16/10/2017
Organisations chose to take on some risks, avoid others and mitigate the rest. More often than not, this is based on some implicit notion of what appears acceptable, and what does not. In the volatile world we live in today, and which is only going to get even more volatile in the future - this is not sufficiently effective and efforts need to me systematic to be competitive.
Using the implicit notion as guideline, there is little doubt, that if/when analyzed, the organisation takes risks it should not take, as well as mitigate risks it need not mitigate.
ISO 31.000 defines risk appetite as the level of exposure an organization is WILLING to take, i.e. an exposure they will/should not mitigate any further. Further it defines the risk tolerance as the level of exposure an organisation is PREPARED to take.
If a systematic taking and management of risks is to be deployed - both of these level need to be explicitly defined. Most likely on in financial terms, but probably also in terms of reputational, environmental, safety, and other relevant impact paramters. After all - a company may we rather "well off" and innovative, and have a high tolerance for financial risks, but may be very cautious with respect to their reputation, whereas another are not very focused on their reputation, but are extremely focused on liquidity.
One these levels are defined (which is no easy taks, and highly political), the ideal risk taking will be higher than the risk appetite, as treating smaller risks is "overdoing" risk management. It will also be lower than the risk tolerance as risks exceeding that level are decided unacceptable. When risk taking is between these two limits, risk treatment should be based on a sound cost/benefit perspective and seen as a business decision rather than a risk decision. The risk has been seen as acceptable.
In a highly competitive world as this one, the ideal risk taking is close to, but of course below, the risk tolerance. If the company has an aggressive risk attitude, the risk tolerance will even be close to teh risk capacity meaning, they are prepared to take the risks which almost may "kill" them, and has a mindset of "what does not kill you, makes you stronger". Other companies may be less aggressive - but will also loose opportunities due to that.
All of this is applicable for single elements of risk taking, but the real value comes in, when a risk portfolio is consolidated - which can only be done effectively using Monte Carlo simulation. This will enable the organisation to discuss overall risk taking based on a risk tolerance which may be "There must be a 95% certainty of a profit" hence risk taking where the 95th percentile financial risk exposure is bigger than the planned profitability, is above the risk tolerance.

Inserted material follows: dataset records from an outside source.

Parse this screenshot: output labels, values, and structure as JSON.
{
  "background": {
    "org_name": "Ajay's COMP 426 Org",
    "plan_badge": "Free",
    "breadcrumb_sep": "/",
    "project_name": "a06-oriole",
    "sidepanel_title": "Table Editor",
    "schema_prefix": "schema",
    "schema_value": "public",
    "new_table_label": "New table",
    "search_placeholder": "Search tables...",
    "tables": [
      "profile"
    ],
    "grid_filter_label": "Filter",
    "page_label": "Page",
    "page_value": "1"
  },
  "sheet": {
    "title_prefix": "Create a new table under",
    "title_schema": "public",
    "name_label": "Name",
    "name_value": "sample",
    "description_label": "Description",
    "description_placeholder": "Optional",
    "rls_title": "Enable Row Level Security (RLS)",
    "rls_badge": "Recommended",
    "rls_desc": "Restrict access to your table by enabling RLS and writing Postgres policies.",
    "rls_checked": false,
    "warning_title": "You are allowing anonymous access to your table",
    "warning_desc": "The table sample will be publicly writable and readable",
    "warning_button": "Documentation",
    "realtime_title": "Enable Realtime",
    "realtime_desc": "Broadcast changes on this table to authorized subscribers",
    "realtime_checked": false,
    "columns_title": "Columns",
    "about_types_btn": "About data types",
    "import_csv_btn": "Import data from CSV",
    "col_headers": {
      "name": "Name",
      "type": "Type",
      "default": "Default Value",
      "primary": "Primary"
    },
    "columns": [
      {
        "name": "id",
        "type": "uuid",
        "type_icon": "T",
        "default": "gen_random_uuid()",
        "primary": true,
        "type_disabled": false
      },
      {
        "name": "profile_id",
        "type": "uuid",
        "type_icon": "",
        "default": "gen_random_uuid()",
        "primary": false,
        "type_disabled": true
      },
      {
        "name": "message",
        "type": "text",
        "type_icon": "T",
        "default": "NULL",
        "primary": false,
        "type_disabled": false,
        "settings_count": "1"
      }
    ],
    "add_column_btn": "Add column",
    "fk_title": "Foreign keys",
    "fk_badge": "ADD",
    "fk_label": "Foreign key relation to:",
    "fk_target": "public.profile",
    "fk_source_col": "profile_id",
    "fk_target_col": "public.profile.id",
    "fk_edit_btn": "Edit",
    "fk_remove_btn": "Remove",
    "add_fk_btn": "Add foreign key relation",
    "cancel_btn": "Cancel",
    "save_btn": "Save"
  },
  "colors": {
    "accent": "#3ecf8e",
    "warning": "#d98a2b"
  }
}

Few organisations make the effort of consolidating their risk exposure - and for many of these, overall risk taking is below, sometime significantly below, what the Board of Directors would be prepared to accept. This is like cruising at low speed looking for smaller, immediate risks, and be late for the party.
Let us "kill" the concept of risk management, and replace it with Intelligent Risk Taking. After all, we are all taking risks, all the time - even doing nothing implies a risk. Be mindful of that, and take risks - but do it wisely and manage the risks your are taking, just like you manage the money you are spending and the people you are hiring and the ...
The value of managing the risks and opportunities you have is that you essentially "prepare to dare", and dare to prosper.